Akurasi 98 Persen, Kecerdasan Buatan Kini Jadi Asisten Wajib Dokter Radiologi Indonesia
Kementerian Kesehatan mengeluarkan regulasi baru yang mewajibkan seluruh rumah sakit tipe A dan B untuk mengintegrasikan asisten Kecerdasan Buatan (AI) dalam proses pembacaan hasil rontgen dan MRI mulai Rabu (24/6/2026). Kebijakan ini menyusul hasil uji coba klinis selama satu tahun yang membuktikan bahwa algoritma deep learning mampu meningkatkan akurasi deteksi tumor dini hingga menyentuh angka 98,5 persen.
Sistem AI yang diberi nama “Cakra-Medika” ini dirancang untuk mendeteksi anomali mikroskopis pada organ dalam yang sering kali terlewat oleh mata telanjang dokter (human error) akibat kelelahan bekerja (fatigue). Dalam praktiknya, AI bertindak sebagai pemberi opini kedua (second opinion) secara instan, menyoroti area mencurigakan pada gambar pindaian sebelum disahkan oleh dokter radiologi spesialis.
“Teknologi ini sama sekali bukan untuk menggantikan peran dokter, melainkan memberikan alat bantu mutakhir agar diagnosis berjalan lebih presisi dan antrean panjang analisis radiologi bisa dipangkas dari berhari-hari menjadi hitungan menit,” kata Direktur Jenderal Pelayanan Kesehatan Kemenkes dalam paparannya di Rumah Sakit Cipto Mangunkusumo.
Di tengah ketimpangan jumlah dokter spesialis radiologi antara Pulau Jawa dan daerah terpencil, penerapan teknologi cloud-AI ini menjadi solusi perantara (bridging solution) yang krusial. Hasil rontgen dari rumah sakit di pedalaman Papua kini dapat diunggah, dianalisis secara otomatis oleh AI, dan diverifikasi oleh dokter di Jakarta secara waktu nyata (real-time).
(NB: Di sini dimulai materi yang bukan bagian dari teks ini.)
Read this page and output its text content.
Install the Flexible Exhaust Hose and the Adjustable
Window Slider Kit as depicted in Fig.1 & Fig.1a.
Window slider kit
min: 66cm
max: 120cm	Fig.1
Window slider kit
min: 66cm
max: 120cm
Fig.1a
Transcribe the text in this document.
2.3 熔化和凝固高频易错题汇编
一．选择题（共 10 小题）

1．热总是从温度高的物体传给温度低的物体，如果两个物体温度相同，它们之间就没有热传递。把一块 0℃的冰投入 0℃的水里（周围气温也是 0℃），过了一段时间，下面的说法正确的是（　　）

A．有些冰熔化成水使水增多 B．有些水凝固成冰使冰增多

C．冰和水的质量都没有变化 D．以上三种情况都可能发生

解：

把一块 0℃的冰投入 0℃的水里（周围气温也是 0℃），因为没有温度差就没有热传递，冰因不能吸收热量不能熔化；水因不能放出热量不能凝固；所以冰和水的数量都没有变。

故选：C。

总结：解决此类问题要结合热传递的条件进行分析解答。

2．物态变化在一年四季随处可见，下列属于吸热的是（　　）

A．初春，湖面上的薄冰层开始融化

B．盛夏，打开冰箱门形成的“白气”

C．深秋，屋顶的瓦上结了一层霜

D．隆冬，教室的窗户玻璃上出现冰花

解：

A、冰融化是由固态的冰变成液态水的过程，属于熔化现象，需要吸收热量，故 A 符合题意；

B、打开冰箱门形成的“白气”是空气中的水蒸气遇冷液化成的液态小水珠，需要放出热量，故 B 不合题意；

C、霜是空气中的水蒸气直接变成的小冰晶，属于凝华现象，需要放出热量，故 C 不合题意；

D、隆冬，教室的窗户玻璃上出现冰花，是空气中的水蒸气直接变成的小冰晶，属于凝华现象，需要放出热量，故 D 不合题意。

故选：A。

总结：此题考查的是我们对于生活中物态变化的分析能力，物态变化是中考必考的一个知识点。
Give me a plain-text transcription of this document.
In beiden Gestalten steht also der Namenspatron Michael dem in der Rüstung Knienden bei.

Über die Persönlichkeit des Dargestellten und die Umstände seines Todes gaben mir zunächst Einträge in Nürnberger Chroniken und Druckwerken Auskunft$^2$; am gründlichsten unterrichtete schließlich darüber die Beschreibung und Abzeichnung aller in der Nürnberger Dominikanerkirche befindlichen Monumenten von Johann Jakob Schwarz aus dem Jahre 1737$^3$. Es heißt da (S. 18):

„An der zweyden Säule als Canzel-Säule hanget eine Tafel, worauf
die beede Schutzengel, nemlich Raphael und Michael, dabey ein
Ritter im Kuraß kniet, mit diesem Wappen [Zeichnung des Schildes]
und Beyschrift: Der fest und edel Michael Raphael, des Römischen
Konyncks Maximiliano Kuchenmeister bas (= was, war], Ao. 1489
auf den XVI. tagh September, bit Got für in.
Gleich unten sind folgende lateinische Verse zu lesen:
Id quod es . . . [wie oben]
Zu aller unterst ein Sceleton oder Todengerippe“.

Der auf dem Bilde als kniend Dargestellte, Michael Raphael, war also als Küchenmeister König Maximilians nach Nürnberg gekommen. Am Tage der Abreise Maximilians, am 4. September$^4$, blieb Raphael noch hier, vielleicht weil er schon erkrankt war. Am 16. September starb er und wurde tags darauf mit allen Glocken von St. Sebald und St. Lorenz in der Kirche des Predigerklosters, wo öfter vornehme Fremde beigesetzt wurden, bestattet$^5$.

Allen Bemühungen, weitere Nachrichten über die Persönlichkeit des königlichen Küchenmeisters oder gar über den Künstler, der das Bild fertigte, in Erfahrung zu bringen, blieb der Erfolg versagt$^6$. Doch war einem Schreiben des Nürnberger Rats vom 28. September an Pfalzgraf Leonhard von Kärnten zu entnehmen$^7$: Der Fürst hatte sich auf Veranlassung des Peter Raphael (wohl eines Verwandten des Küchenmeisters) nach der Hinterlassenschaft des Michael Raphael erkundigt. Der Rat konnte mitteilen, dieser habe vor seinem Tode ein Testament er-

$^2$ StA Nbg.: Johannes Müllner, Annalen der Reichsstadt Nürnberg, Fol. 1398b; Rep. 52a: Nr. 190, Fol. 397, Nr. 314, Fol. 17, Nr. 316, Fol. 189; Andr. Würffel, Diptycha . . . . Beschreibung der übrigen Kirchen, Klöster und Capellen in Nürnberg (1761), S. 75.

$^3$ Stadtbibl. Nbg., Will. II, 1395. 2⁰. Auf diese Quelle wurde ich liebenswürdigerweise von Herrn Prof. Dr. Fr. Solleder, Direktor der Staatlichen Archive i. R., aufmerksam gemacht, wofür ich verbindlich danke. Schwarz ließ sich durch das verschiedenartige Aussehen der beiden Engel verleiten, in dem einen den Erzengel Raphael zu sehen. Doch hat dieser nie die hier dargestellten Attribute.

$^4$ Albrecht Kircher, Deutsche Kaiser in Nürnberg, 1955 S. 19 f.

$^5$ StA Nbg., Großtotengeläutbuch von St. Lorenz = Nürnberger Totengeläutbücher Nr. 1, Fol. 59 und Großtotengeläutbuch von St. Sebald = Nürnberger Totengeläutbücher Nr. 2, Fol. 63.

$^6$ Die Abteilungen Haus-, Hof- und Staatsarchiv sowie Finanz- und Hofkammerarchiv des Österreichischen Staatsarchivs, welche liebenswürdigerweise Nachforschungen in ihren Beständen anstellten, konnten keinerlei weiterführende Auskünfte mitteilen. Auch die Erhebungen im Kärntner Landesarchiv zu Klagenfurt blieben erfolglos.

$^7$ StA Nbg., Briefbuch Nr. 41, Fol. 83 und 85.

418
“Ini adalah lompatan kuantum dalam pelayanan medis kita; AI tidak pernah lelah dan telah dilatih menggunakan jutaan data citra medis, sehingga objektivitasnya dalam mendeteksi bercak kanker (nodul) sangat bisa diandalkan,” ujar dr. Terawan Agus Putranto, tokoh medis yang juga aktif mengawal inovasi kesehatan digital.
Untuk memastikan keamanan data rekam medis pasien, seluruh proses analisis gambar dilakukan menggunakan peladen (server) lokal (on-premise) yang dienkripsi secara penuh tanpa terhubung ke internet publik. Pemerintah menargetkan di akhir 2027, seluruh puskesmas rawat inap di Indonesia telah terhubung dengan ekosistem radiologi cerdas ini.